Unless you’re confident that you understand the ins-and-outs of health plans, you’ll likely want to consult a health insurance broker before you buy. You don’t want to choose a plan that may cost slightly less, but offers significantly worse coverage.
As you shop, take a look at any additional benefits that come with coverage. Some health plans offer premium discounts to beneficiaries who participate in their wellness programs. These programs help employees and their families tackle common health problems and lead healthier lifestyles.
Some popular wellness programs can help people with:
- Weight loss
- Smoking cessation
- Diabetes management
- Stress management
By choosing a plan from a health insurance carrier that offers wellness programs, you’ll lower your premiums while encouraging your employees to stay healthy.
3: Offer a high deductible health plan
Offering a high deductible health insurance plan (HDHP) is one of the easiest ways to reduce your health care premiums. However, it’s not for all employees.
These plans require employees to pay a higher deductible (the amount paid out of pocket before the insurance kicks in), in exchange for lower monthly premiums. In 2020, an HDHP must have a deductible of at least $1,400 for an individual and $2,800 for a family.
With an HDHP, you’ll pay lower monthly premiums, as will your employees. That being said, some employees are unhappy with these plans due to the high out-of-pocket costs. The out-of-pocket maximum for an HDHP in 2020 is $6,900 for one person and $13,800 for a family, which is quite a lot. As a result, you should consult with a licensed benefits advisor to help you determine if this is the right strategy for your employees.

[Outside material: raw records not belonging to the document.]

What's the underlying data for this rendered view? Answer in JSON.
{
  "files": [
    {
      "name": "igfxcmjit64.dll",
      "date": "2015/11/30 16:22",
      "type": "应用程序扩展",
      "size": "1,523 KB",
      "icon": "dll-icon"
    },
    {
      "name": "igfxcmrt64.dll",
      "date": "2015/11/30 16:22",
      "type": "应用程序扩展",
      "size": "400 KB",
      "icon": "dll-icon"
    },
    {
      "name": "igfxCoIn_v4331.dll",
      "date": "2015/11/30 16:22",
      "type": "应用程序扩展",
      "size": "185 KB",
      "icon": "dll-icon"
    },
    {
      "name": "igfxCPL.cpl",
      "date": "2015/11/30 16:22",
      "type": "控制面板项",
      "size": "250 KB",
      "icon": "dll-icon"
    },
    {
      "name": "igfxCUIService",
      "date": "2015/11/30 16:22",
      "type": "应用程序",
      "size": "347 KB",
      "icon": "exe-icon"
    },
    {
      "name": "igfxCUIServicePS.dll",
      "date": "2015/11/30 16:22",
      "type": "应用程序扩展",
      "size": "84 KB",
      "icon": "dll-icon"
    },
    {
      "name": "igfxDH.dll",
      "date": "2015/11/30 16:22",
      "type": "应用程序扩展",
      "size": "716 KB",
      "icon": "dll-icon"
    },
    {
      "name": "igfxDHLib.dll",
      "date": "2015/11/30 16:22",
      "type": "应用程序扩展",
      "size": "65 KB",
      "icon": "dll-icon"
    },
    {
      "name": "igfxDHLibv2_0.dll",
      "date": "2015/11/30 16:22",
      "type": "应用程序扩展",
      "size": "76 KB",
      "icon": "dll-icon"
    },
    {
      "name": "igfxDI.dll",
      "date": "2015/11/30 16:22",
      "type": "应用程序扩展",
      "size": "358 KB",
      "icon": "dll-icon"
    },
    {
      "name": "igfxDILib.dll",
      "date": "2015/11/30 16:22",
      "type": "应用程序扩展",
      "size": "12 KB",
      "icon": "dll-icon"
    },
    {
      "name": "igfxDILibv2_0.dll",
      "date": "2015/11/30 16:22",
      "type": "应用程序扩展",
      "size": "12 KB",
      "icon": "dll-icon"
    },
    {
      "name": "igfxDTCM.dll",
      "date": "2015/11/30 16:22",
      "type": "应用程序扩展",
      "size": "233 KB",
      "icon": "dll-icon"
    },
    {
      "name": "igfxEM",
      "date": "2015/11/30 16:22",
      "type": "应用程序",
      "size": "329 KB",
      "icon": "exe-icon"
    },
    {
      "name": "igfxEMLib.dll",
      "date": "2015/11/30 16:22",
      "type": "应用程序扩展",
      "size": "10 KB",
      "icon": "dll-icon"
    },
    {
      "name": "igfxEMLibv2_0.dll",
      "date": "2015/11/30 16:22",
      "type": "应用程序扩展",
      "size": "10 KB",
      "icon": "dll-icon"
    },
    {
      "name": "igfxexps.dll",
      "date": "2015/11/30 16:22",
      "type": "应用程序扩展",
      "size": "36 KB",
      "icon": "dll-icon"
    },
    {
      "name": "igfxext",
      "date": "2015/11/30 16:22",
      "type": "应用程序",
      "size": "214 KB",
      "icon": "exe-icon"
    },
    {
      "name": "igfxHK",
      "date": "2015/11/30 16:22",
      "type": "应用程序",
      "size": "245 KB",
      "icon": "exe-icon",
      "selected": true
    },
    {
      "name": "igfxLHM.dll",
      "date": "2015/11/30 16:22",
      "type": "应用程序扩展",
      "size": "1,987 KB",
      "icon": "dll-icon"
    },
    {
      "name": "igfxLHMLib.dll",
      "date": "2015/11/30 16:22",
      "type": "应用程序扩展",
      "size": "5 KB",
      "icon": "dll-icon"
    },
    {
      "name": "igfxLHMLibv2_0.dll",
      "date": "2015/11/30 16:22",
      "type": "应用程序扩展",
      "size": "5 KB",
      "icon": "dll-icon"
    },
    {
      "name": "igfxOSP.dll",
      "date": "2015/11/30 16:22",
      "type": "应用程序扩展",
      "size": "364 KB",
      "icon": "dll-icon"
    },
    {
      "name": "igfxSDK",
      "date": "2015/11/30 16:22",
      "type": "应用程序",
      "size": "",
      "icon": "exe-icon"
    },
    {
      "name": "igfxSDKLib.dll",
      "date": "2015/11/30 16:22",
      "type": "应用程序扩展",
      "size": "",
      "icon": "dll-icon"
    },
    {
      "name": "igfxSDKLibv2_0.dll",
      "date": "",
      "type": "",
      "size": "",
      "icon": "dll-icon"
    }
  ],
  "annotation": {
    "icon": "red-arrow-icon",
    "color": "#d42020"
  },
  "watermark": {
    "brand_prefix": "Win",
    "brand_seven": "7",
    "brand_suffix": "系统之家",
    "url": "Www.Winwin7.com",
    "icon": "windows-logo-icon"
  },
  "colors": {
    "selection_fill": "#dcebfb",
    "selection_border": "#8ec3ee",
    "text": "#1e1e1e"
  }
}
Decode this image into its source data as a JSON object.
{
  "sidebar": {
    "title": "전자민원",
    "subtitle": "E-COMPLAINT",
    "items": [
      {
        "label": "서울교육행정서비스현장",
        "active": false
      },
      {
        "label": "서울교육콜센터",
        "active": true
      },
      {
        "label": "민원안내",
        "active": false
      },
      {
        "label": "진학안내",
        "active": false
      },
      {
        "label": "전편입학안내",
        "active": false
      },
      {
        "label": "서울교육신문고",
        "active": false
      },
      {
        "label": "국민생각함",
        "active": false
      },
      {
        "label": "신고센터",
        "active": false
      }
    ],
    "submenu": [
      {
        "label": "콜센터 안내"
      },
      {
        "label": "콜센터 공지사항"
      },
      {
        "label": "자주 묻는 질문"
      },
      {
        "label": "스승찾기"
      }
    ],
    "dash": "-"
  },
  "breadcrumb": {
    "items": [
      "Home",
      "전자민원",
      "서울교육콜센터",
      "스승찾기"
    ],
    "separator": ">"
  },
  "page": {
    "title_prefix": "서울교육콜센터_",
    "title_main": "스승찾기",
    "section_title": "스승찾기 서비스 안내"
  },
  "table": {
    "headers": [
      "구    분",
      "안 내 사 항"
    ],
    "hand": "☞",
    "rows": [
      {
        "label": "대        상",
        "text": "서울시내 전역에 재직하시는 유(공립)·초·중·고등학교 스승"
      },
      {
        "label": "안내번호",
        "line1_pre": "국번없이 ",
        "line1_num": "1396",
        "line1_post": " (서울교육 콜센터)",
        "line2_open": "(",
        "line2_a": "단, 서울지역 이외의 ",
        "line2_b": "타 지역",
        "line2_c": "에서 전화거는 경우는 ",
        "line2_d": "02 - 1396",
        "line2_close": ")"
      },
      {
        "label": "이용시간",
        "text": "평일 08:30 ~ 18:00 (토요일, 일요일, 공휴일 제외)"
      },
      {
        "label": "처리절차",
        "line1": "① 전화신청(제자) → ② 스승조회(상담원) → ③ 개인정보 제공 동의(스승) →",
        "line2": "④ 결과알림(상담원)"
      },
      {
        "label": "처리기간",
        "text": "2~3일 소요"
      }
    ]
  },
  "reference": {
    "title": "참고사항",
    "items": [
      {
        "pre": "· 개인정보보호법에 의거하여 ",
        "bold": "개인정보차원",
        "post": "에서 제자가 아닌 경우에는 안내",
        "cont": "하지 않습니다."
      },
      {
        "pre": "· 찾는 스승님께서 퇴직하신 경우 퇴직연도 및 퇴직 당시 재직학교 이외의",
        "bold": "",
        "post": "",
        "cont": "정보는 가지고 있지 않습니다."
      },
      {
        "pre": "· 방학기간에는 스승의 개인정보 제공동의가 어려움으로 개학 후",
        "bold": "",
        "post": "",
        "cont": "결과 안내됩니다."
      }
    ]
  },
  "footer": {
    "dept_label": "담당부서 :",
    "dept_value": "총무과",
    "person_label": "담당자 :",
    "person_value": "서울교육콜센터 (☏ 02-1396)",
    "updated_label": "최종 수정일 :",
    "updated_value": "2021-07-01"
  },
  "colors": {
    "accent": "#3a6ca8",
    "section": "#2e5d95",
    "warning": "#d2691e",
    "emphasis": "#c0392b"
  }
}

If possible, offer an HDHP plan in addition to plans with lower deductibles to give your team multiple options.
4: Figure Out Whether You’re Over- Or Under-Insured Based On Your Needs
Data visibility can help employers forecast their healthcare cost for the next year, allowing you to tailor your health insurance options. Barb, for example, could strategically plan her budget to ensure she’s not overpaying for health coverage that doesn’t meet her people’s needs or that she’s not under-insuring in order to save money.
5: Get Visibility Into Your Company’s Health Needs
A strong benefits consultant will be able to analyze your spending, and a strong broker will be able to negotiate the best rates from that insight. If Barb had insight into how her group was spending towards medical costs, she’d be able to insist that her broker fight for fair rates based on their risk profile instead of paying trend renewals each year.